4.当たりを絞りゲームの寿命を延ばしたい説
 仮に性別の差がないとすると単純計算で当たり確率は現在の2倍となり、能力のインフレはその分加速しゲームとしての寿命は縮まることになるかも知れない。最強馬生産を素体・サブパラ・才能を揃えるスロットだとすると、性別とメモリというリールを加えることで究極の1頭が出てしまう可能性は飛躍的に小さくなるからだ。


■どうすればよいのか

 仮に「彼ら」にこの歪みを正そうとする意志があるとすれば、いったいどのような方法が考えられるだろうか?ここではその可能性を探っていく。

1.性別と馬齢でスピ差が出ないよう仕様を修正する
 一番の正道だが、リリース当初からの仕様を変更することになるので実行には相応のハードルが存在するのであろう。出来ないのか、あえてやらないのかは私には分からない。

2.全馬同斤量にし、斤量差をなくす
 仕様を変えられないならレース条件を変えてしまえばよい。性別も馬齢も関係なく全馬同斤量にしてしまえば斤量差は生まれず、少なくともスピードに関して牡馬と古馬は救われる。ハンデ戦が開催出来るのだから可能であろう。リアル競馬のルールに反することとなり、強烈な違和感は避けられないだろうが…

3.専用才能で斤量差を相殺する
 例えば有効な常時バフ才能である八千代をベースとし、スピ―ドをさらに+8とした古馬牡馬専用才能を実装する。同様に斤量差を加味した才能を3歳牡馬&古馬牝馬専用に作ればよい。才能枠1つを潰すことにはなるが斤量によるスピード差は解消されることになる。凱旋門賞など3歳と古馬の斤量差が大きいレースについても追加条件を設定すれば対応できるだろう。仕様変更が不要で最も即物的な解決策である。

4.限定条件の公式BCを開催する
 これは既に牡馬限定戦(アパルトヘイト)という形で時折実施されているが、救済されるのは非凡な才能を持つ3歳牡馬のみであり、KKOの救われなさをさらに際立たせる結果になってはいないだろうか。


■いつも心にエーピーインディ

 以上のように私は明確な解決策を提示できるわけではない。結局のところいち私企業が出すゲームに過ぎないのだから、そんなものだろうと納得してしまった方が良いのかもしれない。だがしかし、それでも。
 
 事情を知らないものが公式BCの出馬表を見て。牝馬ばかりなんですねと素朴な疑問を漏らす。それを聞いて指揮官が苦しそうに言葉を濁す様を私は見たくはなかった。

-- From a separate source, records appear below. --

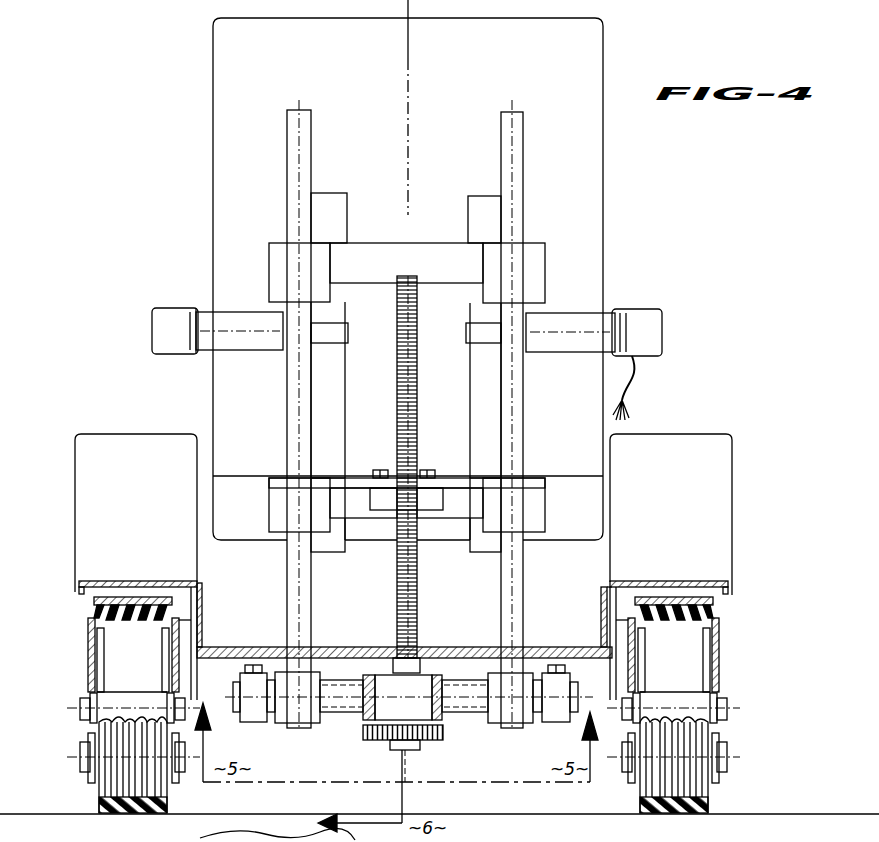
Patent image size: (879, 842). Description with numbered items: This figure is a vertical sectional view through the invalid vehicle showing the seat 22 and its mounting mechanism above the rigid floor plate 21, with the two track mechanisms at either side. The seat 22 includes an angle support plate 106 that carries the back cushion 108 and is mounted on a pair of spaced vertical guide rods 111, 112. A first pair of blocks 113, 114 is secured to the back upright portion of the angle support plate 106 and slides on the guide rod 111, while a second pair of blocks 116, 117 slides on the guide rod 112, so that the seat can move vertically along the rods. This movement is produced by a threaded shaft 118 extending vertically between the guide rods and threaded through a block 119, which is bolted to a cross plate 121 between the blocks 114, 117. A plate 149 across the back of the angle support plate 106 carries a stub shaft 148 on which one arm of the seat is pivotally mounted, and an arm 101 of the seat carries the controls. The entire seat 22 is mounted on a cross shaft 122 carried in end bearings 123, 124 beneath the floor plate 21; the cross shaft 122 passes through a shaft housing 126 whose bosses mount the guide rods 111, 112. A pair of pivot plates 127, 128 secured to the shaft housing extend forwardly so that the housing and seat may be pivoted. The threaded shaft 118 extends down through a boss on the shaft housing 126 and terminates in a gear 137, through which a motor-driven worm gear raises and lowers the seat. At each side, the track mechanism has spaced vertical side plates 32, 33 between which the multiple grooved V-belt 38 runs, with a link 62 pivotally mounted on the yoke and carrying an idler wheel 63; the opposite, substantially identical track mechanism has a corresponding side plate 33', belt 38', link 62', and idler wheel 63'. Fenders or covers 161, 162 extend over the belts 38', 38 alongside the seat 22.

The seat 22 is at (202, 58).
The back cushion 108 is at (603, 228).
The vertical guide rod 111 is at (286, 128).
The vertical guide rod 112 is at (520, 118).
The block 113 is at (269, 245).
The block 116 is at (535, 276).
The stub shaft 148 is at (340, 328).
The arm 101 is at (664, 320).
The threaded shaft 118 is at (397, 402).
The block 114 is at (269, 482).
The block 117 is at (535, 488).
The cross plate 121 is at (450, 478).
The plate 149 is at (360, 488).
The block 119 is at (428, 520).
The angle support plate 106 is at (335, 548).
The floor plate 21 is at (358, 630).
The side plate 32 is at (608, 648).
The fender 161 is at (140, 434).
The fender 162 is at (730, 436).
The side plate 33 is at (686, 640).
The left wheel housing 33' is at (116, 640).
The multiple grooved V-belt 38 is at (698, 583).
The belt 38' is at (133, 582).
The link 62 is at (684, 738).
The left axle bolts 62' is at (118, 738).
The idler wheel 63 is at (701, 765).
The left wheel 63' is at (101, 765).
The cross shaft 122 is at (230, 672).
The end bearing 123 is at (258, 722).
The pivot plate 127 is at (368, 722).
The pivot plate 128 is at (420, 665).
The gear 137 is at (412, 742).
The shaft housing 126 is at (490, 722).
The end bearing 124 is at (556, 722).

斤量の仕様は負の遺産とも言えるし、経営戦略における合理性と整合性を保ちながら解決策を見出すことの困難さは先述の通り私もよく理解しているつもりだが、それゆえにモヤモヤを抱えたまま運営を続けるのは辛くないだろうかとやり切れなさを感じてしまうのだ。どのような結論でも構わない。明確に語られる言葉を「彼ら」から聞きたい。例えそれがKKOへのレクイエムであろうとも。


 ――とまあ何となくシリアス風にここまで書いたものの、私としては環境に合わせて遊ぶだけなのでどう転んでもいいというのが正直なところである。ただ臭いものに蓋をする状態が続くのはあまり気持ちが良くないので、調整するかどうかは置いといてこの問題について公式に言及してほしいなと思っている。

 私は少し格闘ゲームを嗜むのだが、あるタイトルではバランス調整と称してソニックブームの威力を10上げました→強すぎるのでソニックブームの隙を2フレーム増やしましたなどと微調整を延々やっとるわけです。ダビマスでも再調整の可能性を留保しながらもう少しカジュアルに色々お試しになられてはと思ったり。過去には相性の仕様というゲームの根幹に関わるところも変更してるわけで、アッパー調整であれば多少のバランス調整をしてもそれほど反発もないんじゃないかとか。勝手に言うてるだけですが。

 過去炎上したエーピーインディも、間違ってたわスマンナと砂塵を巻き上げながらしれっと再登場させれば良いんじゃないかと個人的には思う。ええんやでと微笑んで迎え入れる準備はいつでもできているぞ。